Let $C_{i,j}$ be the $(i,j)$-cofactor of $A$.
Then, $C_{i,j}=(-1)^{i+j}\det A_{i,j}=0$ if $i,j$ are two integers such that $i,j\in\{1,\dots,n\} $ and $i<j$.
So, $$A^{-1}=\frac{1}{\det A}\begin{pmatrix}C_{11}&C_{21}&\cdots&C_{n,1}\\ C_{12}&C_{22}&\cdots&C_{n,2}\\ \vdots&\vdots&&\vdots\\ C_{1n}&C_{2n}&\cdots&C_{n,n}\\ \end{pmatrix}=\frac{1}{\det A}\begin{pmatrix}C_{11}&C_{21}&\cdots&C_{n,1}\\ 0&C_{22}&\cdots&C_{n,2}\\ \vdots&\vdots&&\vdots\\ 0&0&\cdots&C_{n,n}\\ \end{pmatrix}.$$

Answer 8

The proof is based on cayley–hamilton theorem.
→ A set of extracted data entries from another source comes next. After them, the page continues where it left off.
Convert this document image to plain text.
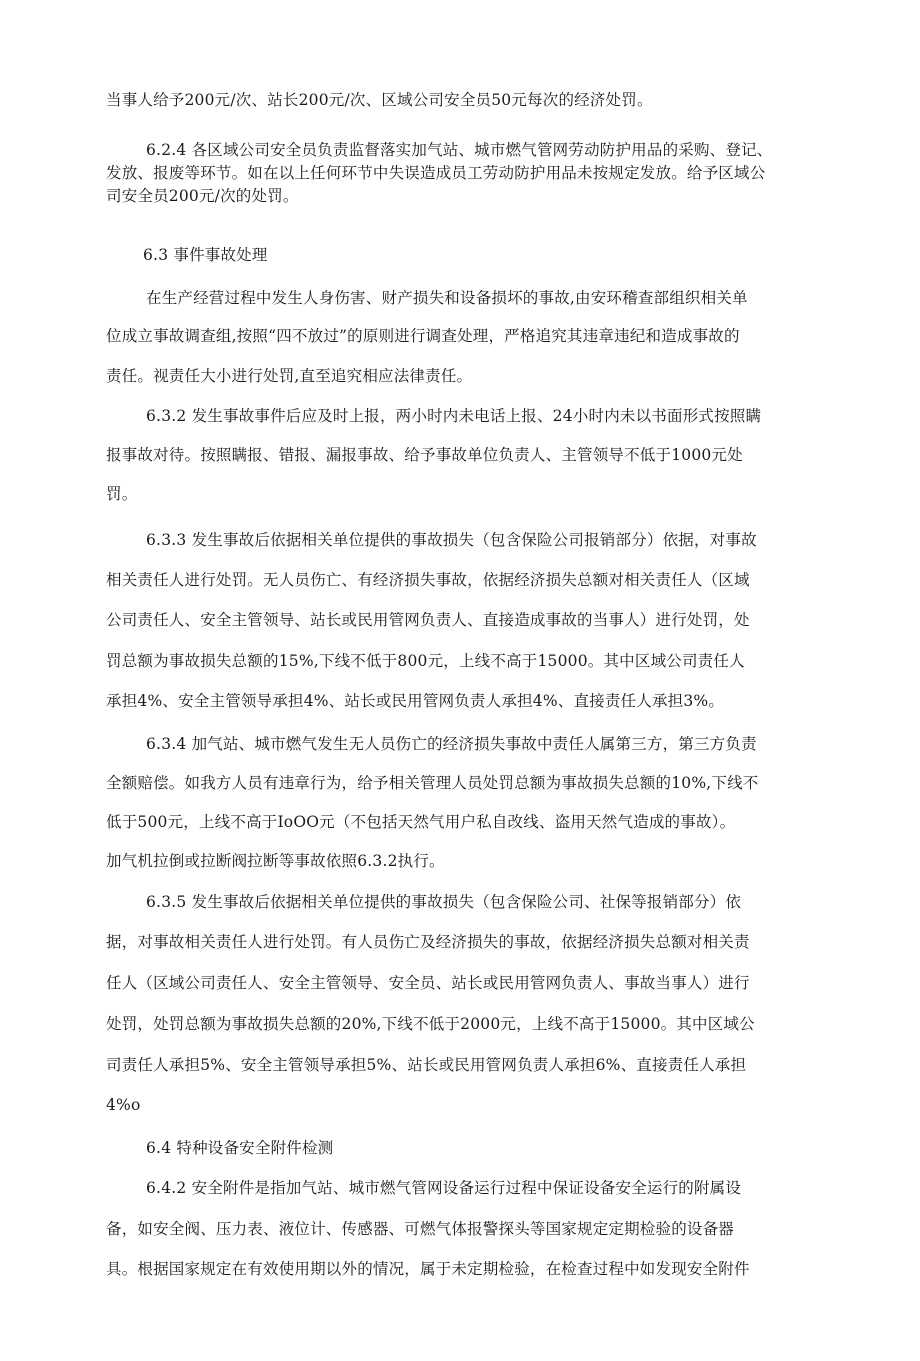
当事人给予200元/次、站长200元/次、区域公司安全员50元每次的经济处罚。
6.2.4 各区域公司安全员负责监督落实加气站、城市燃气管网劳动防护用品的采购、登记、
发放、报废等环节。如在以上任何环节中失误造成员工劳动防护用品未按规定发放。给予区域公
司安全员200元/次的处罚。
6.3 事件事故处理
在生产经营过程中发生人身伤害、财产损失和设备损坏的事故,由安环稽查部组织相关单
位成立事故调查组,按照“四不放过”的原则进行调查处理，严格追究其违章违纪和造成事故的
责任。视责任大小进行处罚,直至追究相应法律责任。
6.3.2 发生事故事件后应及时上报，两小时内未电话上报、24小时内未以书面形式按照瞒
报事故对待。按照瞒报、错报、漏报事故、给予事故单位负责人、主管领导不低于1000元处
罚。
6.3.3 发生事故后依据相关单位提供的事故损失（包含保险公司报销部分）依据，对事故
相关责任人进行处罚。无人员伤亡、有经济损失事故，依据经济损失总额对相关责任人（区域
公司责任人、安全主管领导、站长或民用管网负责人、直接造成事故的当事人）进行处罚，处
罚总额为事故损失总额的15%,下线不低于800元，上线不高于15000。其中区域公司责任人
承担4%、安全主管领导承担4%、站长或民用管网负责人承担4%、直接责任人承担3%。
6.3.4 加气站、城市燃气发生无人员伤亡的经济损失事故中责任人属第三方，第三方负责
全额赔偿。如我方人员有违章行为，给予相关管理人员处罚总额为事故损失总额的10%,下线不
低于500元，上线不高于IoOO元（不包括天然气用户私自改线、盗用天然气造成的事故）。
加气机拉倒或拉断阀拉断等事故依照6.3.2执行。
6.3.5 发生事故后依据相关单位提供的事故损失（包含保险公司、社保等报销部分）依
据，对事故相关责任人进行处罚。有人员伤亡及经济损失的事故，依据经济损失总额对相关责
任人（区域公司责任人、安全主管领导、安全员、站长或民用管网负责人、事故当事人）进行
处罚，处罚总额为事故损失总额的20%,下线不低于2000元，上线不高于15000。其中区域公
司责任人承担5%、安全主管领导承担5%、站长或民用管网负责人承担6%、直接责任人承担
4%o
6.4 特种设备安全附件检测
6.4.2 安全附件是指加气站、城市燃气管网设备运行过程中保证设备安全运行的附属设
备，如安全阀、压力表、液位计、传感器、可燃气体报警探头等国家规定定期检验的设备器
具。根据国家规定在有效使用期以外的情况，属于未定期检验，在检查过程中如发现安全附件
Suppose $A$ is upper triangular matrix. Then we know the characteristic polynomial of $A$ is $P_A(\lambda)=(\lambda-\lambda_1)(\lambda-\lambda_2)...(\lambda-\lambda_n)$. By cayley–hamilton theorem we know $P_A(A)=0$, i.e.$(A-\lambda _1I)(A-\lambda _2I)...(A-\lambda _nI)=0$, from where we can see that $I=A\frac{\sum_i{c_iA^i}}{\underset{i}{\Pi}\left( -\lambda _i \right)}$ where $c_i$ can be solved from $P_A(A)=0$. Compare $I=A\frac{\sum_i{c_iA^i}}{\underset{i}{\Pi}\left( -\lambda _i \right)}$ with $I=AA^{-1}$ we can see that $A^{-1}$ is also upper triangular matrix.

Answer 9

Just to be add a simple answer, I will add another one. Note that, by the $QR$ decomposition, for any invertible upper-triangular matrix $U$, there exist an upper-triangular matrix $R$ and an orthogonal matrix $Q$ so that $U^{-1} = Q R.$ Hence, ${(R U)^{-1}} = Q.$ This implies that, inverting both sides, $$R U = Q^{T}.$$ Since the product of two upper-triangular matrices are still upper triangular, we have found an orthogonal upper-triangular matrix, which is impossible unless $Q=D$, for some diagonal Matrix $D$, see this link.. Thus the result follows by noting that $$U^{-1}=Q R = DR,$$ which is upper-triangular.